A total of 215 out of the 225 lawmakers approved a constitutional amendment which restores presidential term limits, reversing a change by former strongman Mahinda Rajapakse who scrapped them after being re-elected in 2010.
The amendment was in line with a pledge by President Maithripala Sirisena. His election victory in January ended Rajapakse’s decade in power, during which he granted himself more powers over the police, the judiciary and civil servants.
Tuesday’s bill also removed the president’s power to dissolve parliament until it has completed four and a half years out of its five-year term.
Previously, the president had the power to sack parliament after completing one year, a threat Rajapakse had used to keep lawmakers in line.
The amendment was watered down, however, to ensure that the minority government secured the support of the opposition, whose votes were crucial to gain a mandatory two-thirds majority.
Sirisena’s government does not enjoy a majority in parliament.
The government agreed to accommodate four more legislators in a Constitutional Council which will make key appointments to run 11 public institutions such as the police, the judiciary, the elections office and the civil service.

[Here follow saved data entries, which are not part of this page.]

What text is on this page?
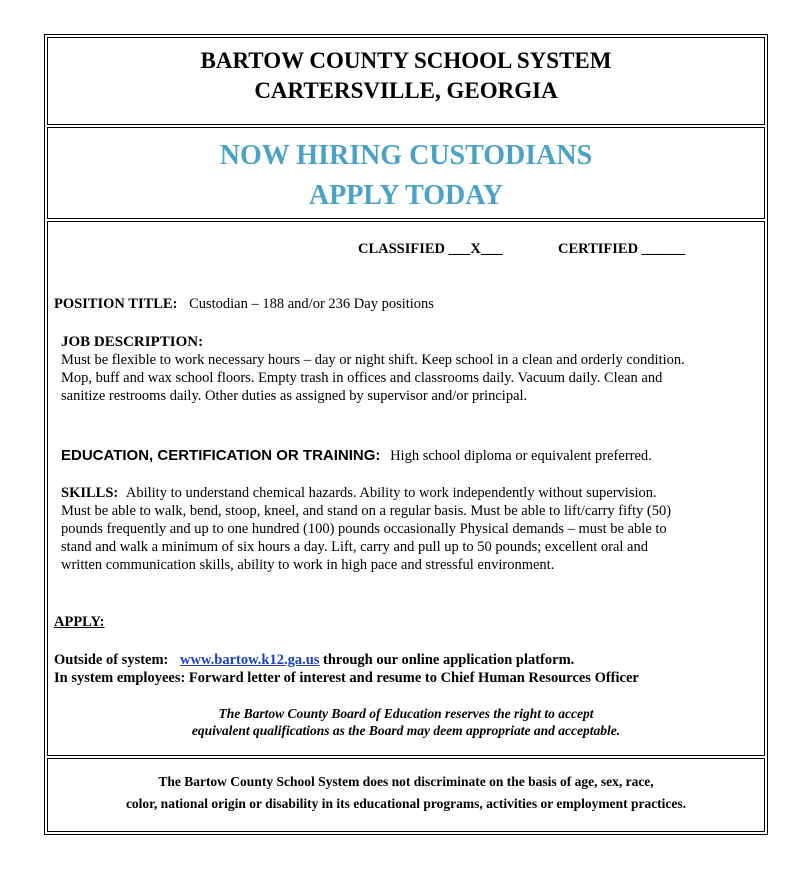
BARTOW COUNTY SCHOOL SYSTEM
CARTERSVILLE, GEORGIA
NOW HIRING CUSTODIANS
APPLY TODAY
CLASSIFIED ___X___	CERTIFIED ______
POSITION TITLE: Custodian – 188 and/or 236 Day positions
JOB DESCRIPTION:
Must be flexible to work necessary hours – day or night shift. Keep school in a clean and orderly condition.
Mop, buff and wax school floors. Empty trash in offices and classrooms daily. Vacuum daily. Clean and
sanitize restrooms daily. Other duties as assigned by supervisor and/or principal.
EDUCATION, CERTIFICATION OR TRAINING: High school diploma or equivalent preferred.
SKILLS: Ability to understand chemical hazards. Ability to work independently without supervision.
Must be able to walk, bend, stoop, kneel, and stand on a regular basis. Must be able to lift/carry fifty (50)
pounds frequently and up to one hundred (100) pounds occasionally Physical demands – must be able to
stand and walk a minimum of six hours a day. Lift, carry and pull up to 50 pounds; excellent oral and
written communication skills, ability to work in high pace and stressful environment.
APPLY:
Outside of system: www.bartow.k12.ga.us through our online application platform.
In system employees: Forward letter of interest and resume to Chief Human Resources Officer
The Bartow County Board of Education reserves the right to accept
equivalent qualifications as the Board may deem appropriate and acceptable.
The Bartow County School System does not discriminate on the basis of age, sex, race,
color, national origin or disability in its educational programs, activities or employment practices.
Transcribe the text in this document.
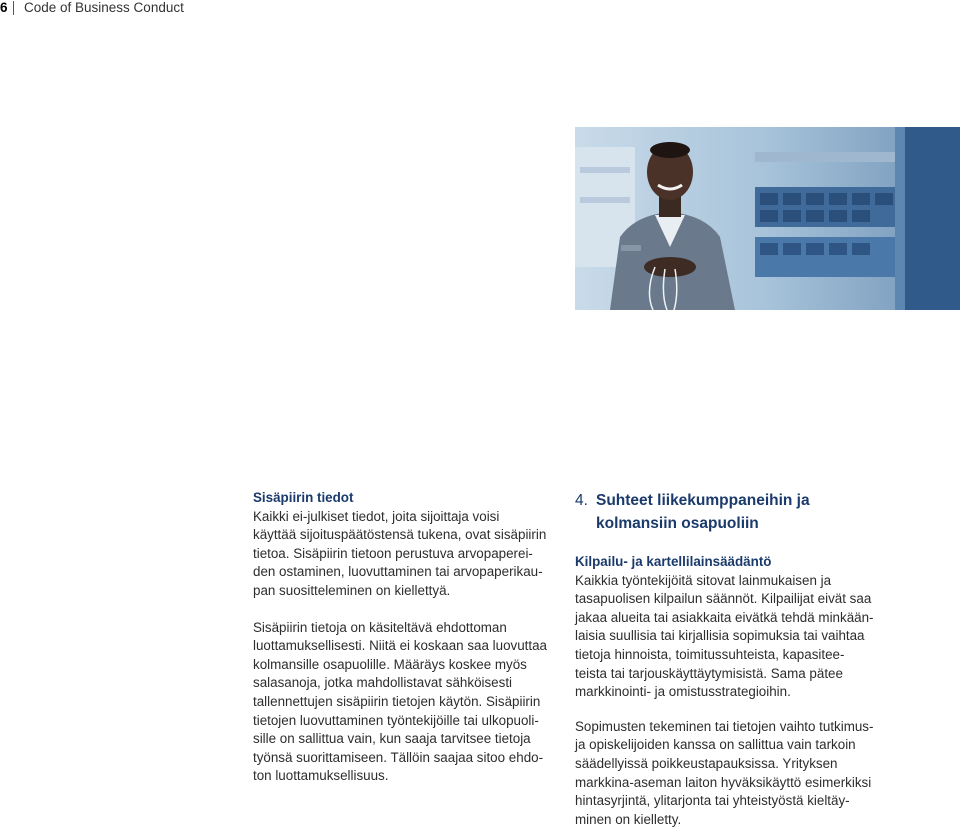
6 Code of Business Conduct

Sisäpiirin tiedot

Kaikki ei-julkiset tiedot, joita sijoittaja voisi
käyttää sijoituspäätöstensä tukena, ovat sisäpiirin
tietoa. Sisäpiirin tietoon perustuva arvopaperei-
den ostaminen, luovuttaminen tai arvopaperikau-
pan suositteleminen on kiellettyä.

Sisäpiirin tietoja on käsiteltävä ehdottoman
luottamuksellisesti. Niitä ei koskaan saa luovuttaa
kolmansille osapuolille. Määräys koskee myös
salasanoja, jotka mahdollistavat sähköisesti
tallennettujen sisäpiirin tietojen käytön. Sisäpiirin
tietojen luovuttaminen työntekijöille tai ulkopuoli-
sille on sallittua vain, kun saaja tarvitsee tietoja
työnsä suorittamiseen. Tällöin saajaa sitoo ehdo-
ton luottamuksellisuus.

4. Suhteet liikekumppaneihin ja
kolmansiin osapuoliin

Kilpailu- ja kartellilainsäädäntö

Kaikkia työntekijöitä sitovat lainmukaisen ja
tasapuolisen kilpailun säännöt. Kilpailijat eivät saa
jakaa alueita tai asiakkaita eivätkä tehdä minkään-
laisia suullisia tai kirjallisia sopimuksia tai vaihtaa
tietoja hinnoista, toimitussuhteista, kapasitee-
teista tai tarjouskäyttäytymisistä. Sama pätee
markkinointi- ja omistusstrategioihin.

Sopimusten tekeminen tai tietojen vaihto tutkimus-
ja opiskelijoiden kanssa on sallittua vain tarkoin
säädellyissä poikkeustapauksissa. Yrityksen
markkina-aseman laiton hyväksikäyttö esimerkiksi
hintasyrjintä, ylitarjonta tai yhteistyöstä kieltäy-
minen on kielletty.
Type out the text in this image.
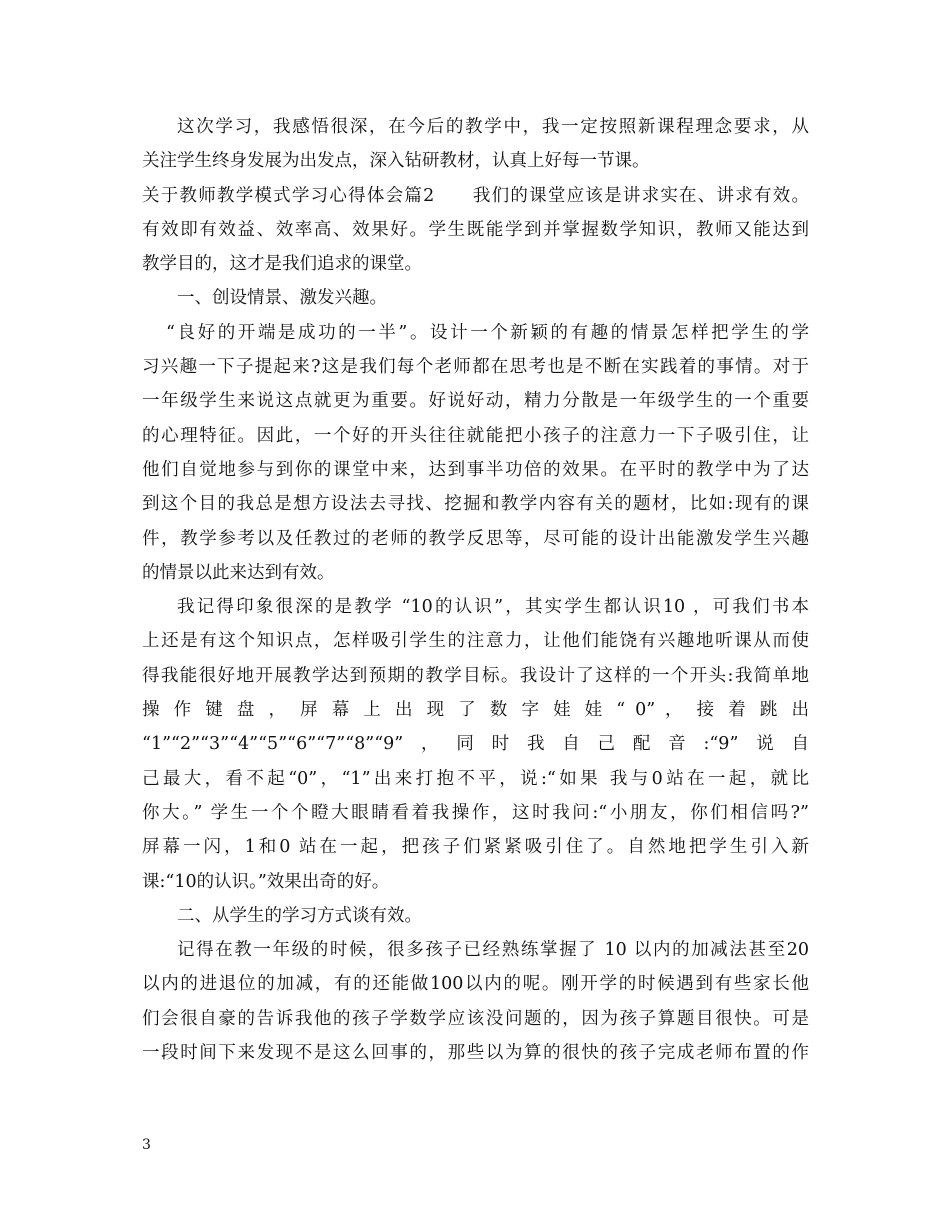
这次学习，我感悟很深，在今后的教学中，我一定按照新课程理念要求，从
关注学生终身发展为出发点，深入钻研教材，认真上好每一节课。
关于教师教学模式学习心得体会篇2　　我们的课堂应该是讲求实在、讲求有效。
有效即有效益、效率高、效果好。学生既能学到并掌握数学知识，教师又能达到
教学目的，这才是我们追求的课堂。
一、创设情景、激发兴趣。
“良好的开端是成功的一半”。设计一个新颖的有趣的情景怎样把学生的学
习兴趣一下子提起来?这是我们每个老师都在思考也是不断在实践着的事情。对于
一年级学生来说这点就更为重要。好说好动，精力分散是一年级学生的一个重要
的心理特征。因此，一个好的开头往往就能把小孩子的注意力一下子吸引住，让
他们自觉地参与到你的课堂中来，达到事半功倍的效果。在平时的教学中为了达
到这个目的我总是想方设法去寻找、挖掘和教学内容有关的题材，比如:现有的课
件，教学参考以及任教过的老师的教学反思等，尽可能的设计出能激发学生兴趣
的情景以此来达到有效。
我记得印象很深的是教学 “10的认识”，其实学生都认识10 ，可我们书本
上还是有这个知识点，怎样吸引学生的注意力，让他们能饶有兴趣地听课从而使
得我能很好地开展教学达到预期的教学目标。我设计了这样的一个开头:我简单地
操 作 键 盘 ， 屏 幕 上 出 现 了 数 字 娃 娃 “ 0” ， 接 着 跳 出
“1”“2”“3”“4”“5”“6”“7”“8”“9”，同时我自己配音:“9”说自
己最大，看不起“0”，“1”出来打抱不平，说:“如果 我与0站在一起，就比
你大。” 学生一个个瞪大眼睛看着我操作，这时我问:“小朋友，你们相信吗?”
屏幕一闪，1和0 站在一起，把孩子们紧紧吸引住了。自然地把学生引入新
课:“10的认识。”效果出奇的好。
二、从学生的学习方式谈有效。
记得在教一年级的时候，很多孩子已经熟练掌握了 10 以内的加减法甚至20
以内的进退位的加减，有的还能做100以内的呢。刚开学的时候遇到有些家长他
们会很自豪的告诉我他的孩子学数学应该没问题的，因为孩子算题目很快。可是
一段时间下来发现不是这么回事的，那些以为算的很快的孩子完成老师布置的作
3
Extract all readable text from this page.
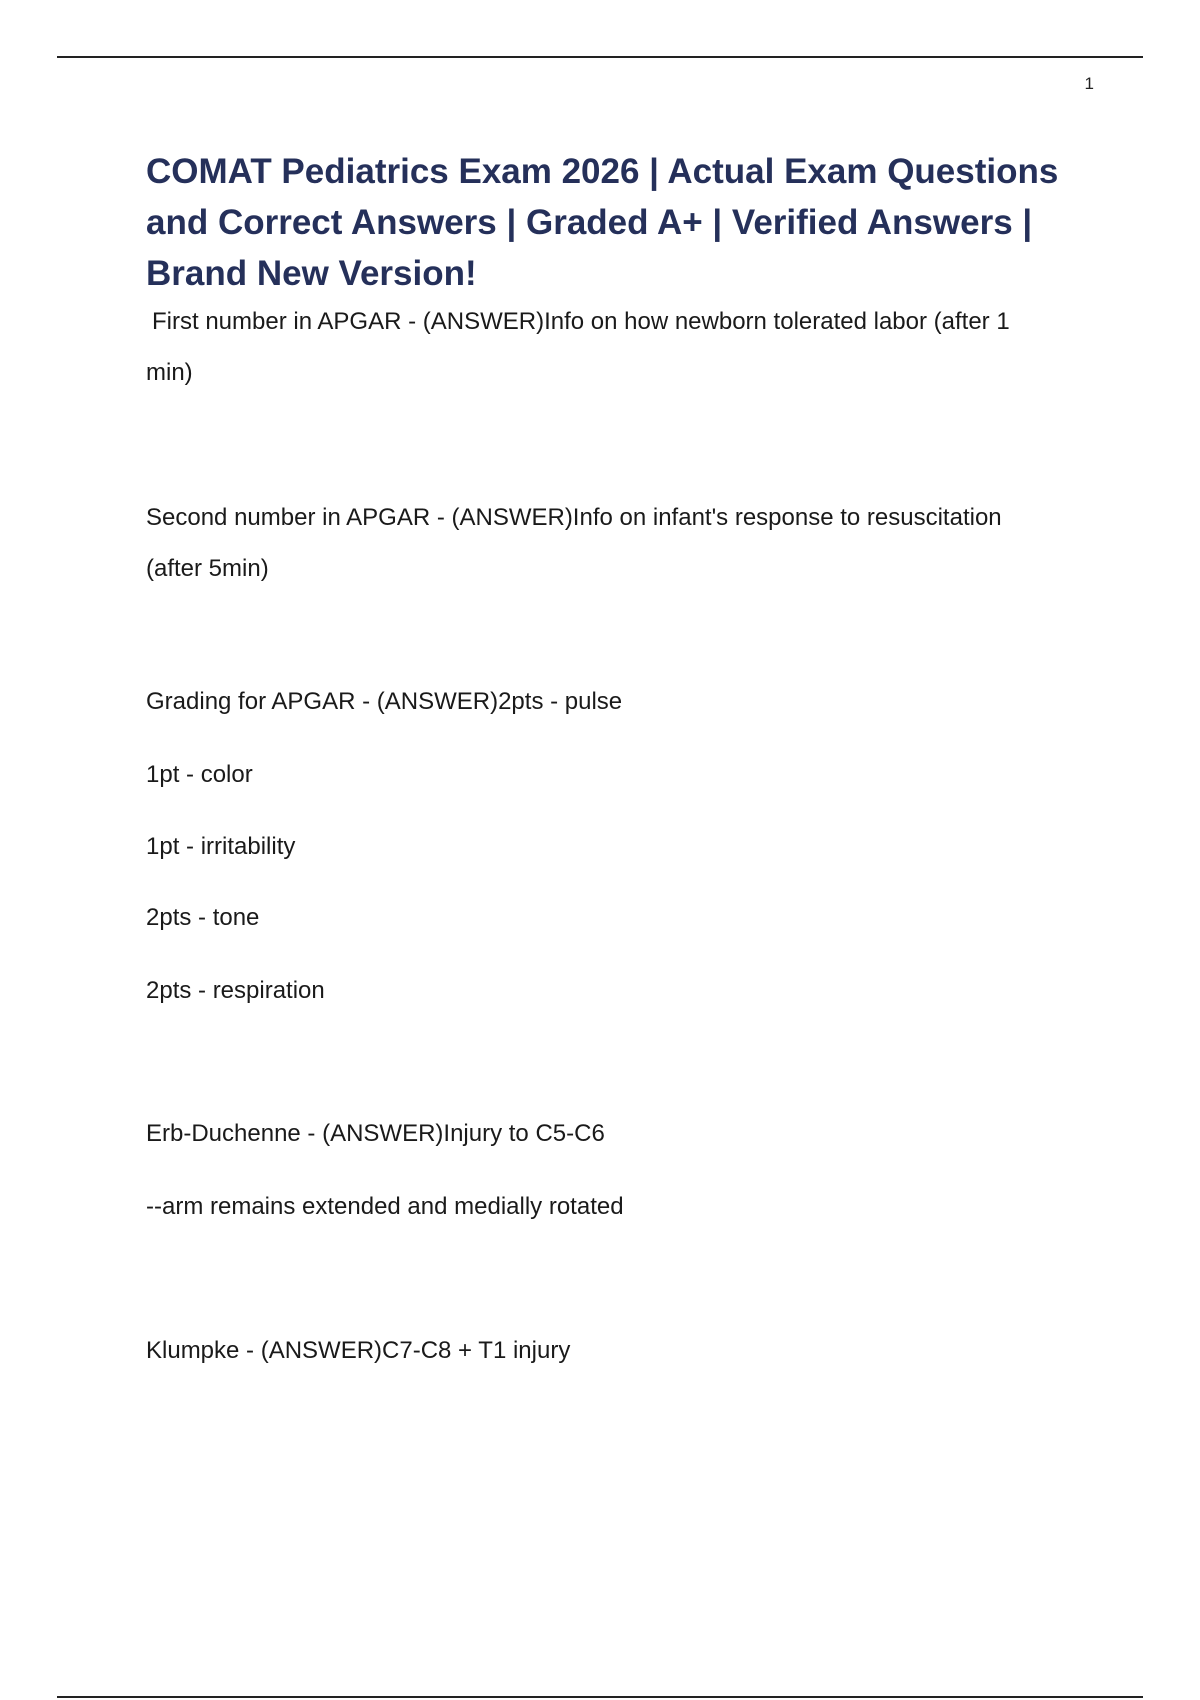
1
COMAT Pediatrics Exam 2026 | Actual Exam Questions and Correct Answers | Graded A+ | Verified Answers | Brand New Version!
First number in APGAR - (ANSWER)Info on how newborn tolerated labor (after 1
min)
Second number in APGAR - (ANSWER)Info on infant's response to resuscitation
(after 5min)
Grading for APGAR - (ANSWER)2pts - pulse
1pt - color
1pt - irritability
2pts - tone
2pts - respiration
Erb-Duchenne - (ANSWER)Injury to C5-C6
--arm remains extended and medially rotated
Klumpke - (ANSWER)C7-C8 + T1 injury
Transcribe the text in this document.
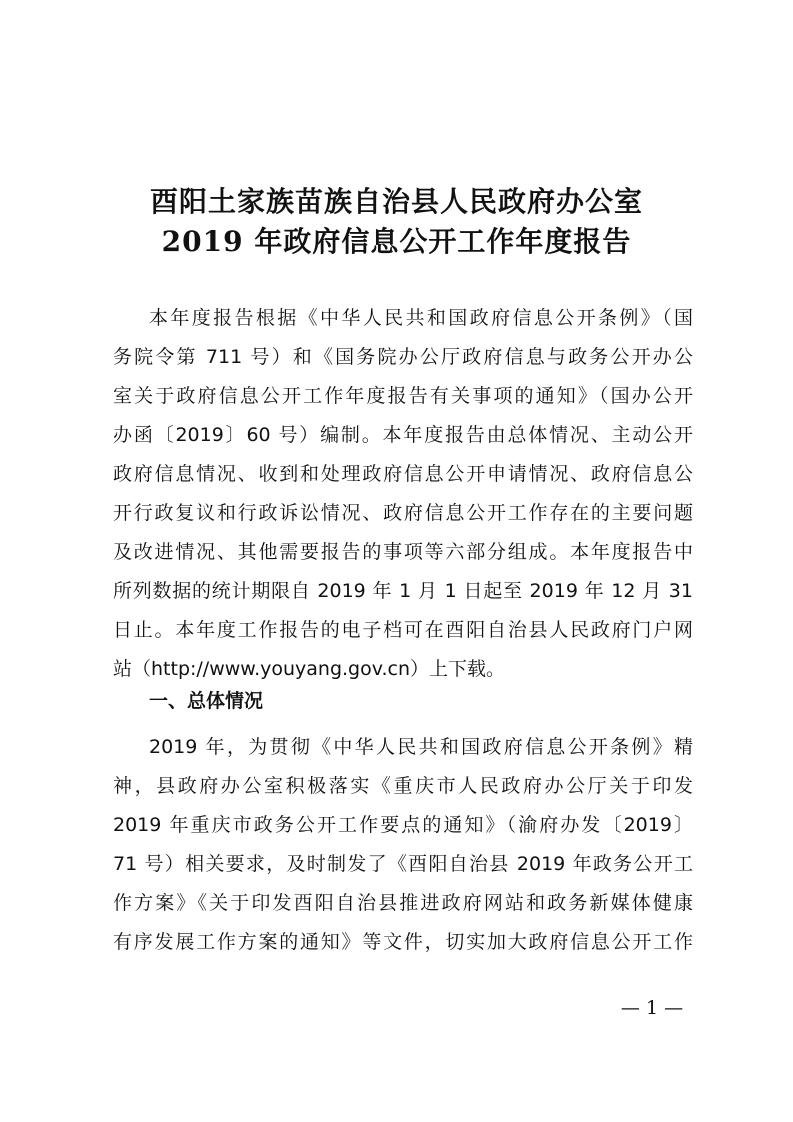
酉阳土家族苗族自治县人民政府办公室
2019 年政府信息公开工作年度报告
本年度报告根据《中华人民共和国政府信息公开条例》（国
务院令第 711 号）和《国务院办公厅政府信息与政务公开办公
室关于政府信息公开工作年度报告有关事项的通知》（国办公开
办函〔2019〕60 号）编制。本年度报告由总体情况、主动公开
政府信息情况、收到和处理政府信息公开申请情况、政府信息公
开行政复议和行政诉讼情况、政府信息公开工作存在的主要问题
及改进情况、其他需要报告的事项等六部分组成。本年度报告中
所列数据的统计期限自 2019 年 1 月 1 日起至 2019 年 12 月 31
日止。本年度工作报告的电子档可在酉阳自治县人民政府门户网
站（http://www.youyang.gov.cn）上下载。
一、总体情况
2019 年，为贯彻《中华人民共和国政府信息公开条例》精
神，县政府办公室积极落实《重庆市人民政府办公厅关于印发
2019 年重庆市政务公开工作要点的通知》（渝府办发〔2019〕
71 号）相关要求，及时制发了《酉阳自治县 2019 年政务公开工
作方案》《关于印发酉阳自治县推进政府网站和政务新媒体健康
有序发展工作方案的通知》等文件，切实加大政府信息公开工作
— 1 —
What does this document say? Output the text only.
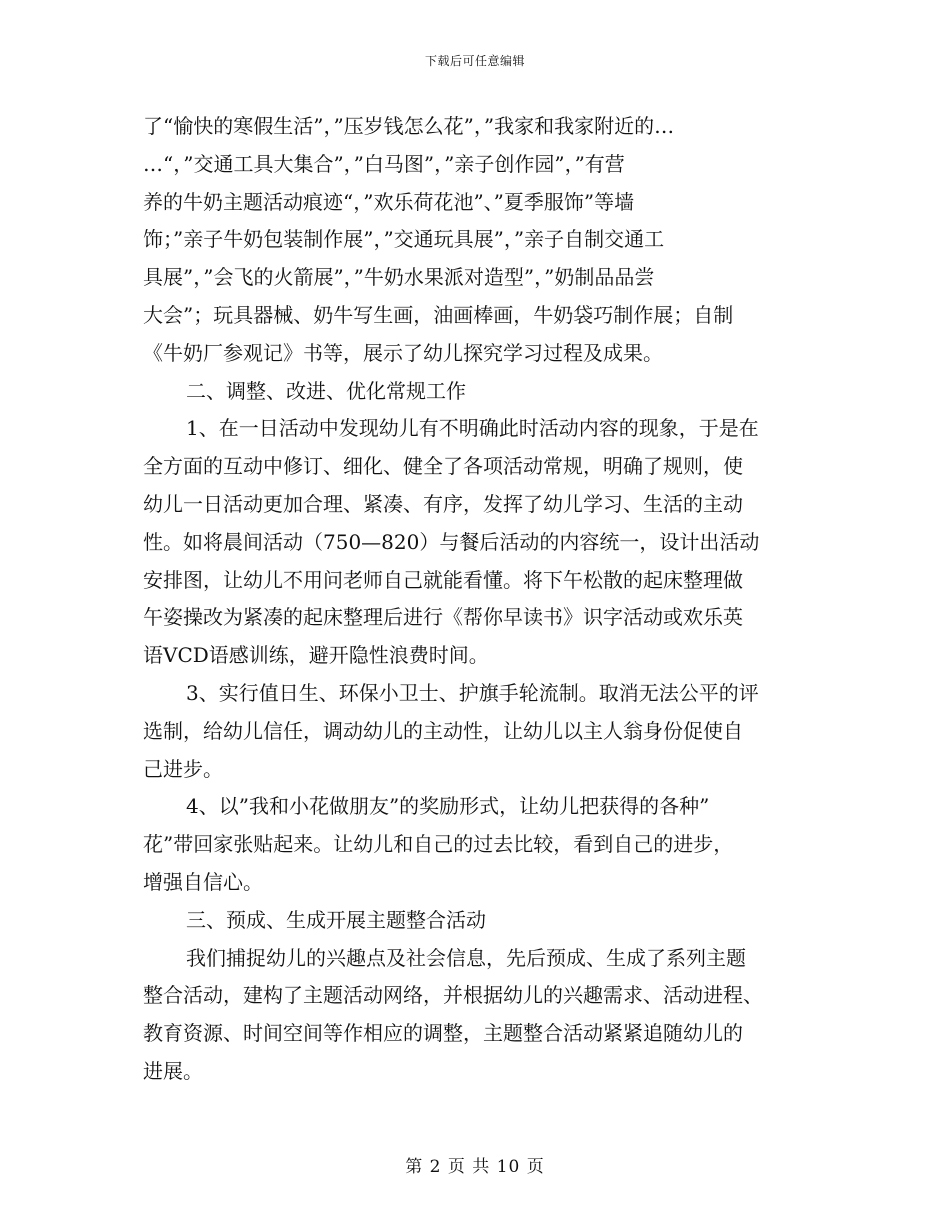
下载后可任意编辑
了“愉快的寒假生活”，”压岁钱怎么花”，”我家和我家附近的…
…“，”交通工具大集合”，”白马图”，”亲子创作园”，”有营
养的牛奶主题活动痕迹“，”欢乐荷花池”、”夏季服饰”等墙
饰；”亲子牛奶包装制作展”，”交通玩具展”，”亲子自制交通工
具展”，”会飞的火箭展”，”牛奶水果派对造型”，”奶制品品尝
大会”；玩具器械、奶牛写生画，油画棒画，牛奶袋巧制作展；自制
《牛奶厂参观记》书等，展示了幼儿探究学习过程及成果。
二、调整、改进、优化常规工作
1、在一日活动中发现幼儿有不明确此时活动内容的现象，于是在
全方面的互动中修订、细化、健全了各项活动常规，明确了规则，使
幼儿一日活动更加合理、紧凑、有序，发挥了幼儿学习、生活的主动
性。如将晨间活动（750—820）与餐后活动的内容统一，设计出活动
安排图，让幼儿不用问老师自己就能看懂。将下午松散的起床整理做
午姿操改为紧凑的起床整理后进行《帮你早读书》识字活动或欢乐英
语VCD语感训练，避开隐性浪费时间。
3、实行值日生、环保小卫士、护旗手轮流制。取消无法公平的评
选制，给幼儿信任，调动幼儿的主动性，让幼儿以主人翁身份促使自
己进步。
4、以”我和小花做朋友”的奖励形式，让幼儿把获得的各种”
花”带回家张贴起来。让幼儿和自己的过去比较，看到自己的进步，
增强自信心。
三、预成、生成开展主题整合活动
我们捕捉幼儿的兴趣点及社会信息，先后预成、生成了系列主题
整合活动，建构了主题活动网络，并根据幼儿的兴趣需求、活动进程、
教育资源、时间空间等作相应的调整，主题整合活动紧紧追随幼儿的
进展。
第 2 页 共 10 页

“This is not ideal. We had to compromise because we don’t have a two-thirds majority on our own,” Prime Minister Ranil Wickremesinghe told parliament.
He said the government hoped to reduce the number of politicians in the Constitutional Council, which aims to depoliticise state institutions and ensure their independence.
The government did not say if parliament would be dissolved soon after passing the bill, in line with a pledge by Sirisena earlier this month.
The current parliament can run until April 2016, but Sirisena had said he would call fresh elections on April 23. He delayed the dissolution to give the opposition more time to pass the bill.